[8] Lubang Atap

231 93 27
                                    

Nik mendengus ketika mengecek lokasi terjadinya kasus pembunuhan pertama esok paginya. Rumah korban merupakan rumah nomor dua dari bedeng kontrakan lima rumah. Bedeng itu tampak tidak terlalu terawat. Dindingnya kusam, bagian bawahnya berkalang tanah akibat guyuran hujan dan tumbuhan merambat mulai memanjat. Cat rumah yang disewa keluarga korban sudah mengelupas. Semen terasnya pecah-pecah.

Tidak ada lagi garis polisi yang seharusnya membentang dari ujung ke ujung teras. Sebaliknya, sudah ada kertas bertuliskan “DI KONTRAKAN” di jendela kamar depan yang menghadap ke jalan.

“Mana pemilik kontrakannya?” tanyanya gusar kepada petugas yang menemaninya. Petugas itu membawanya ke sebuah rumah yang lebih besar di bagian belakang bedeng kontrakan. Orang yang bisa mereka temui adalah istri si pemilik kontrakan.

“Lho, polisi lagi?
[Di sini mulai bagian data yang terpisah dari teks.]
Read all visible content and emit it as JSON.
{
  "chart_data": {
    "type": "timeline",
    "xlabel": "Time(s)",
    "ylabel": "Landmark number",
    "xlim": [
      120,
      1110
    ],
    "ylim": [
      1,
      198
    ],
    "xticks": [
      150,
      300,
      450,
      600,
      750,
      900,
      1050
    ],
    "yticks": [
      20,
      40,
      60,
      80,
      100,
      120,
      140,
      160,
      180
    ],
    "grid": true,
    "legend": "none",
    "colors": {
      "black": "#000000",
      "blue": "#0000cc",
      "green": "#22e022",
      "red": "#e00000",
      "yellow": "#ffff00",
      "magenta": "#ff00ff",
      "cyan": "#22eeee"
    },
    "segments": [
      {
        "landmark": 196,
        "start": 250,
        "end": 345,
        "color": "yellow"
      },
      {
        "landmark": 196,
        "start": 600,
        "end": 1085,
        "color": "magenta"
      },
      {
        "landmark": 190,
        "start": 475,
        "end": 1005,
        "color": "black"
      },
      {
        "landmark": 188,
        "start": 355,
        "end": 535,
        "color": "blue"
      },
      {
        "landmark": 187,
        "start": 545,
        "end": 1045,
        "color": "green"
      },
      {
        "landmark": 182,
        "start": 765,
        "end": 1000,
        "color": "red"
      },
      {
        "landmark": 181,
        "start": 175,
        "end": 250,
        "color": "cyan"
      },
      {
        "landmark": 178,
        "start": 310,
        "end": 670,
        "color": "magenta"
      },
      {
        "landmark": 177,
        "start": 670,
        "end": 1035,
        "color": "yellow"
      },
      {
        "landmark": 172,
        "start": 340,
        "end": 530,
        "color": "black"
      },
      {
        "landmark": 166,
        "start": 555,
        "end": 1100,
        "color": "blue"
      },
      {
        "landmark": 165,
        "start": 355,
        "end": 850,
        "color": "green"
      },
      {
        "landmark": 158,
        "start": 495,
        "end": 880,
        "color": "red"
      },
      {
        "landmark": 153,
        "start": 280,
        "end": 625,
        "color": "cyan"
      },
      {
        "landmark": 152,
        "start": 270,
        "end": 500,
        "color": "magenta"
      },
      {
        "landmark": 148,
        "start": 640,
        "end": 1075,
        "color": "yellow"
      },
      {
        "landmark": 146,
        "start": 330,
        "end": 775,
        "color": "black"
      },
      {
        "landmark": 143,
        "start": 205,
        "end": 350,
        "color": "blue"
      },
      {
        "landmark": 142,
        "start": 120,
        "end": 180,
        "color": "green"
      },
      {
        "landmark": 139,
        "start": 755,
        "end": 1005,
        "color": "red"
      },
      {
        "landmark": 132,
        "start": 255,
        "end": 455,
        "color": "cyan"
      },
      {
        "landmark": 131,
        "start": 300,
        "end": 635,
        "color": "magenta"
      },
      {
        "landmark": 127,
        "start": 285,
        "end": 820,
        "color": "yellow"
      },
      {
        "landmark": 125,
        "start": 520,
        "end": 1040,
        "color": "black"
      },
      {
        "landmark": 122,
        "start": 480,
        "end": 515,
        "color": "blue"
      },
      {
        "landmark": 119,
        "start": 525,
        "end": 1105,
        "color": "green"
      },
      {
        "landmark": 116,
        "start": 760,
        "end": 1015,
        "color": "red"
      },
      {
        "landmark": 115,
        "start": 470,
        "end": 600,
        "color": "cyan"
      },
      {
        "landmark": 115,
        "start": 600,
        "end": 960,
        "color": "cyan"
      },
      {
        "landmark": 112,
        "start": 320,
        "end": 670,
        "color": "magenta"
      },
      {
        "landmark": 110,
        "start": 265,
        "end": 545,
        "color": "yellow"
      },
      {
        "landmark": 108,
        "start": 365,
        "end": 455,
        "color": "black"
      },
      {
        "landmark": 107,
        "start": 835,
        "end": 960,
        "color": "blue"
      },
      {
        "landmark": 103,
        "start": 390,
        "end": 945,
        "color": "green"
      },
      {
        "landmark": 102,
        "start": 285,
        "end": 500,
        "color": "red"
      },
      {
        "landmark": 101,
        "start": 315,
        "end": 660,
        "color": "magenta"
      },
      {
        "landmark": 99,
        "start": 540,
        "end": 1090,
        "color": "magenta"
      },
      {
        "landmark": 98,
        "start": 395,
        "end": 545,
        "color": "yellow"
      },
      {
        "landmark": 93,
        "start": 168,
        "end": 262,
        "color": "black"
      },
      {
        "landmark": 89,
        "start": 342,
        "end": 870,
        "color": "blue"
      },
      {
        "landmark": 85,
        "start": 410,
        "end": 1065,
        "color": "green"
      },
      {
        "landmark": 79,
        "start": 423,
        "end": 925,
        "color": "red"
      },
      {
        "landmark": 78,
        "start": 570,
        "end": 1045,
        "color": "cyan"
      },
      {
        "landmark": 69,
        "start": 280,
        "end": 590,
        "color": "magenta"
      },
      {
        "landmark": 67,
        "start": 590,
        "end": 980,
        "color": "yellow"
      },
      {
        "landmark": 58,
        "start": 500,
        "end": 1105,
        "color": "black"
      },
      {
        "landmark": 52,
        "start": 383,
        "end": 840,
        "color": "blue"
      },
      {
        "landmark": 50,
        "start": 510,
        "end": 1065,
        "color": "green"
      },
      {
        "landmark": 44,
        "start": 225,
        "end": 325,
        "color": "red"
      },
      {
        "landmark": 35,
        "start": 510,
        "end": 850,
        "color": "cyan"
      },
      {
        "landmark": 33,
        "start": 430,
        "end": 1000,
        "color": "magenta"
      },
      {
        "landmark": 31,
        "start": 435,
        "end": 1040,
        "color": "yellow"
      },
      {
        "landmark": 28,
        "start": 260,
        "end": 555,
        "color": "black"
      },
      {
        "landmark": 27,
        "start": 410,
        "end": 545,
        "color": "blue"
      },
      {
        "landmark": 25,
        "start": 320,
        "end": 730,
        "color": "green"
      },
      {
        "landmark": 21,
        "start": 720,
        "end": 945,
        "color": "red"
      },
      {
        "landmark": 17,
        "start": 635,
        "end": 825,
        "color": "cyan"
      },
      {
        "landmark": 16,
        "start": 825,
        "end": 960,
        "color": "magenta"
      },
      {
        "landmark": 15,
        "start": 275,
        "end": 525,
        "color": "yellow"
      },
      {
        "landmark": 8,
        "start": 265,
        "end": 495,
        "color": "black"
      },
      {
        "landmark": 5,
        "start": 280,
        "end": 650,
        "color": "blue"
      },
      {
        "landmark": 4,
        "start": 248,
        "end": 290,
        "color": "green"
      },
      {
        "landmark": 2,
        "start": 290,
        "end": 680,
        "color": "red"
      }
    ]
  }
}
Kemarin sudah datang.”

“Saya mau memeriksa kebenaran laporan yang dibuat anggota saya,” jawab Nik datar. “Ternyata benar rumah itu sudah dibereskan.”

Wanita agak gemuk yang mengenakan blus dan celana panjang ketat itu membela diri, “Lho, katanya kan penyelidikan sudah beres. Mana saya tahu polisi mau datang lagi.”

“Ibu mengubah apa saja dari rumah itu?”

“Pertanyaan ini lagi,” kata wanita itu tidak sabaran.

“Anda mau dituduh telah merusak TKP untuk mengacaukan penyidikan polisi?”

“Saya nggak ngubah banyak-banyak kok. Paling-paling keramik yang rusak diganti. Dinding yang gosong dicat ulang. Tapi jangan disebarin dong, Pak. Bisa-bisa nggak ada yang mau nyewa lagi. Biasanya kalau ada yang mati nggak wajar gitu kan jadi angker rumahnya.”

“Kapan Ibu memperbaikinya?”

Wanita itu mendengus panjang. “Baru dua minggu lalu.”

“Plafon juga diganti?”

“Plafon apa? Nggak ada masalah dengan plafonnya.”

Setelah mendapatkan pinjaman kunci, Nik meninggalkan si pemilik kontrakan. Ia kesal sendiri dengan gaya acuh tak acuh wanita itu. Ia kembali ke bedeng kontrakan dan membuka pintu rumah nomor dua dari kanan. Memang benar, aroma yang pertama kali menguar adalah aroma semen basah dan cat yang baru mengering. Nik sedikit berharap aroma yang diendusnya adalah aroma asap dan daging yang terbakar.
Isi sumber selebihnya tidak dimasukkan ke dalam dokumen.